Suele decirse que el amor es uno de los tres pilares de la felicidad, aparte de la salud y el dinero. Pero ¿realmente lo es? Si queremos reflexionar sobre ello con propiedad, primero debemos saber a qué llamamos ‘amor’.

Se contaba de un pequeño pueblo que hizo una recolecta entre todos sus habitantes para que el hijo de la dueña del colmado pudiera irse a la capital a aprender a tocar el violín. Pasaron los años y el chiquillo, tras vivir a cuerpo de rey en la capital con las contribuciones de los esforzados vecinos, tuvo que regresar para demostrarles a todos su virtuosismo con el violín.

El alcalde, entusiasmado, organizó una audición en la plaza del pueblo a la que fueron convocados todos los conciudadanos. Dio comienzo el concierto. El joven cogió el violín y empezó a emitir con él una serie de sonidos disonantes, horrorosos, sobrecogedores. Al cabo de un momento, cuando al chaval le pareció, dio por concluido el recital. La madre, emocionada, se dirigió al alcalde, cuyo semblante se demudó: “Señor alcalde, ¿qué le parece la ejecución?”. El alcalde, remangándose las mangas, le respondió mientras enfilaba hacia el mozuelo: “Hombre, la ejecución no… ¡pero un par de hostias sí se lleva!”. Y es que, cuando los términos son ambiguos, la comprensión se hace imposible. Lo mismo sucede con dos conceptos tan endiabladamente complejos, amplios, difusos y no siempre compartidos en su semántica como felicidad y amor. Vamos a ver la correlación que existe entre ellos.

¿El amor es siempre lo mismo?

Los antiguos griegos, que no tenían un nombre distinto para designar a una avispa o a una mosca pero, en cambio, tenían al menos cinco términos para referirse a lo que nosotros llamamos simplemente alma o cuatro para lo que conocemos genéricamente como tiempo, demostraban que en esto del amor también eran extraordinariamente sutiles a la hora de diferenciar una cosa de otra. Sabían encontrar las diferencias y, al hallarlas, debían nombrar a cada cosa diferenciada por su nombre. Eros designaba, en una acepción ya tardía y reducida, la afectación fogosa, carnal y pasional que sentían entre ellos los amantes. Un tipo de amor que se sentía con la concubina o con el efebo, pero que no guardaba ninguna relación con lo experimentado con la esposa. Por ella, por la persona con la que se compartía una existencia ya desde antiguo y con quien tanto se había tenido que afrontar, experimentaban pragma, algo mucho más racional y operativo –más pragmático– que emotivo, pero extraordinariamente más sólido en la vinculación. Tampoco era lo mismo lo que se podía sentir por un hijo o una hija; en este caso, lo que imperaba era la storge, de enorme importancia en la cohesión familiar.
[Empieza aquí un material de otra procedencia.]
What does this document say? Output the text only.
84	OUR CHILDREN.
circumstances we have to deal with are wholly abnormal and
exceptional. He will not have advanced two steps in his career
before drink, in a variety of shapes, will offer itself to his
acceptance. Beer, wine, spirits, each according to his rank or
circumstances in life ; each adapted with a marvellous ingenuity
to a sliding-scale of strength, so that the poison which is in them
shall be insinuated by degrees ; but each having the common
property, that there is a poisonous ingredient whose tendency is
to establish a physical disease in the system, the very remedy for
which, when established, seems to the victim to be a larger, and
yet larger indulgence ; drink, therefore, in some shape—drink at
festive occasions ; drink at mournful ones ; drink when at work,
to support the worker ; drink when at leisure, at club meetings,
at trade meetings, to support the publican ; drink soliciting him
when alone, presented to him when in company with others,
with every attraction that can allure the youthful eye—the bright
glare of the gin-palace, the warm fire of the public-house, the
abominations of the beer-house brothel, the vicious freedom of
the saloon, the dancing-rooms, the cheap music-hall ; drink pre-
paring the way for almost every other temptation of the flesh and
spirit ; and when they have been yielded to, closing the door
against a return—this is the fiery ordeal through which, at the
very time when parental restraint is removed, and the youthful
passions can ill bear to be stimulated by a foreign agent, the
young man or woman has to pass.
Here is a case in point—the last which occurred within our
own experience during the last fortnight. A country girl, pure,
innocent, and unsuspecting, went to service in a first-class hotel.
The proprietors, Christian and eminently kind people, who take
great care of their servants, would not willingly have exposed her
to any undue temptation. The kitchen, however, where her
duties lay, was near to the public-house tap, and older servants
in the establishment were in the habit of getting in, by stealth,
La philia, de amplio sentido, implicaba la fortaleza del vínculo con los compañeros, por el que combatía a tu lado, por aquel con el que podías contar cuando la cosa se ponía difícil, por aquel al que podías mostrarle tus debilidades sin que por ello se aprovechara nunca de ellas. Al afecto profundo por los humanos en cuanto cofrades de condición, independientemente de que fueran cercanos o lejanos, y que en nada se parecía al resto de vínculos reseñados, lo llamaban ágape y fue esa concepción, debidamente retocada para ajustarla a sus intereses, la que siglos más tarde utilizó el cristianismo como reclamo de su dogma.

¿Y qué experimentaba una persona respecto a sí misma? Philautía, el amor propio que diferenciara Aristóteles y al que convenía mantener bajo un cierto control, de forma que no menguara en exceso pero que tampoco se desmandara a sus anchas. Ninguna de esas afectaciones era excluyente de la otra y cada cual cobraba una importancia especial según el momento, pero no eran en ningún caso lo mismo, no se podían englobar bajo un mismo término.

No se podía decir que uno sentía eros cuando en realidad experimentaba philia, del mismo modo que una cosa es el pan y otra el vino. Creo que es de Hume ese principio universal de teoría del conocimiento que dice que si dos cosas son conceptualmente distintas es porque son diferentes. Si los griegos –que de entomología quizá no sabían mucho, pero de lo humano se las sabían todas– distinguían y no confundían el culo con las témporas, quizá deberíamos replantearnos el tema. Aquí nos vamos a centrar en dos afectaciones radicalmente diferenciables pero que solemos confundirlas o hacer de una el preludio de la otra: la propia de los llamados enamorados y la que se establece en una pareja de largo recorrido.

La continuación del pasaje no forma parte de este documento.